До середины восьмидесятых годов Орловский городской общественный банк процветал. Его вкладчиками были городская казна и крупнейшие орловские купцы. Но в середине восьмидесятых разразился скандал. По обвинению в подлогах и растратах оказались под судом и были сосланы в Сибирь некоторые члены правления банка. А вот его главный бухгалтер Николай Николаевич Пацковский, родной брат матери Андреева и шурин его отца, устроивший своего родственника в банк, был оправдан. Ни он, ни его протеже в финансовых преступлениях участия не принимали.

Наверное, еще и за это уважали Николая Ивановича простые жители Пушкарных улиц, или пушкари. За честность. И еще – за трудолюбие. Он вставал обычно в пять часов утра и все свободное от работы в банке время проводил в саду, ухаживая за многочисленными фруктовыми деревьями и ягодными кустарниками.

Эту любовь к садовому хозяйству он прививал и детям. Например, он делал им своеобразные подарки. “Так, когда созревали ягоды и фрукты в его саду, – вспоминал Павел Андреев, – он дарил каждому из нас то по кусту смородины со зрелыми ягодами, то по вишневому дереву. Леониду же всегда дарил, как старшему, целое фруктовое дерево, с самыми лучшими и вкусными плодами. И с того дня уже никто не имел права пользоваться ягодами или фруктами с подаренного куста или дерева, кроме собственника”.
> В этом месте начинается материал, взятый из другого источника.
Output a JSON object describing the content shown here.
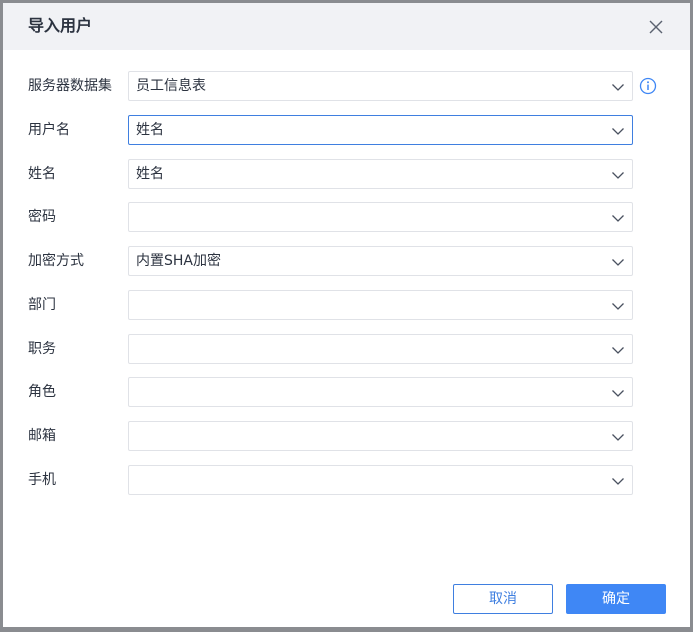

В его поведении и привычках было немало эксцентрического и в то же время провинциального. “Во время дождя раздевался, уходил в сад, где и прогуливался по дорожкам полчаса, час, таким образом принимая дождевую ванну. Ходил всегда в красной рубашке, в черных, в сапоги, шароварах, а поверх – поддевка. На голове – картуз”.

В красной рубашке изображен и Леонид Андреев на известном портрете кисти Ильи Репина 1905 года. А картуз на голове, сменяемый на зиму барашковой шапкой, был неизменным головным убором его молодости.

Второй страстью отца было строительство. В своем доме и на участке он что-то постоянно достраивал и переделывал и говорил, что когда прекратит строить, то умрет. “И действительно, так и случилось, – вспоминал Павел Андреев. – В тот год, когда он почему-то прекратил всякого рода стройки, – он умер”.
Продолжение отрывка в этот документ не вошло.